The Giants decided against picking up Aoki’s $5.5 million club option for 2016 earlier this month, but he should still do pretty well for himself this winter assuming he’s feeling good.
It was reported Sunday that free agent right-hander Johnny Cueto had turned down a six-year, $120 million contract from the Diamondbacks. He’s hoping to land a bigger deal this winter and ESPN’s Jerry Crasnick has heard some chatter about what he’s looking for.
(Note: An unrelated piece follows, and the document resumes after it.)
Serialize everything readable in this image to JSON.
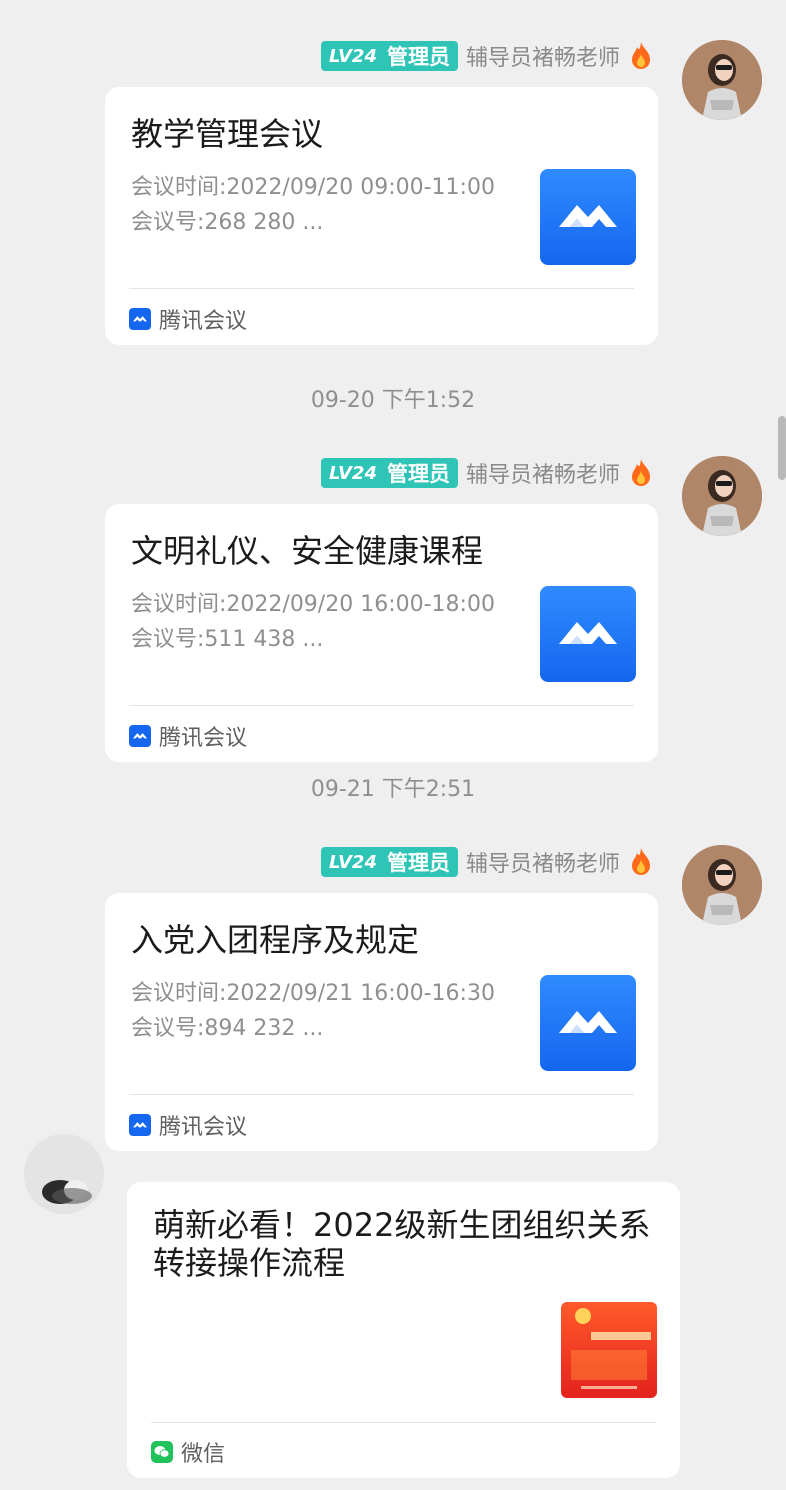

Jordan Zimmermann finalized a five-year, $110 million contract with the Tigers today, which works out to $22 million per season. Arizona’s offer to Cueto checked in at $20 million per season. A six-year offer to Cueto at the same AAV (average annual value) as Zimmermann would put him at $132 million, which is still a little shy of the figure stated by Crasnick. Of course, Cueto owns a 2.71 ERA (145 ERA+) over the last five seasons compared to a 3.14 ERA (123 ERA+) by Zimmermann during that same timespan, so there’s a case to be made that he should get more. Still, he’s the clear No. 3 starter on the market behind David Price and Zack Greinke.
CBS Sports’ Jon Heyman reports that the Dodgers, Giants, Red Sox, and Cubs are among the other teams who have interest in Cueto. One variable in his favor is that he is not attached to draft pick compensation, as he was traded from the Reds to the Royals during the 2015 season.
The rebuilding Braves have already been active on the trade market and they might not be done, as CBS Sports’ Jon Heyman reports that right-hander Shelby Miller has been a very popular name. In fact, around 20 teams have checked in.
Nothing is considered close and the Braves have set a very high asking price, mostly centered around offense. They asked for right-hander Luis Severino in talks with the Yankees and would expect outfielder Marcell Ozuna among other pieces from the Marlins. The Diamondbacks and Giants are among the other interested clubs.
Miller is under team control through 2018, so there’s not necessarily a sense of urgency to move him, but anything is possible with the way the Braves are doing things right now. The 25-year-old is coming off a year where he went 6-17, but that was about really rotten luck more than anything else, as he had a fine 3.02 ERA and 171/73 K/BB ratio over 205 1/3 innings. The Braves gave him the worst run support of any starter in the majors.
Jenrry Mejia appeared in just seven games this past season due to a pair of suspensions for performance-enhancing drugs, but Adam Rubin of ESPN New York reports that the Mets are expected to tender him a contract for 2016.
While the Mets were vocal about their disappointment in Mejia’s actions, it makes sense to keep him around as an option. Had he played a full season in 2015, he would have earned $2.595 million. He’s arbitration-eligible for the second time this winter and figures to receive a contract similar to his 2015 figure, but he’ll only be paid for the games he plays. He still has 100 games to serve on his second PED suspension, which means that he’ll only be paid for 62 games in 2016. This likely puts his salary closer to $1 million, which is a small price to pay for someone who could prove useful during the second half and beyond. He also won’t count toward the team’s 40-man roster until he’s active.
Mejia, who turned 26 in October, owns a 3.68 ERA in the majors and saved 28 games for the Mets in 2014. He’s currently pitching as a starter in the Dominican Winter League.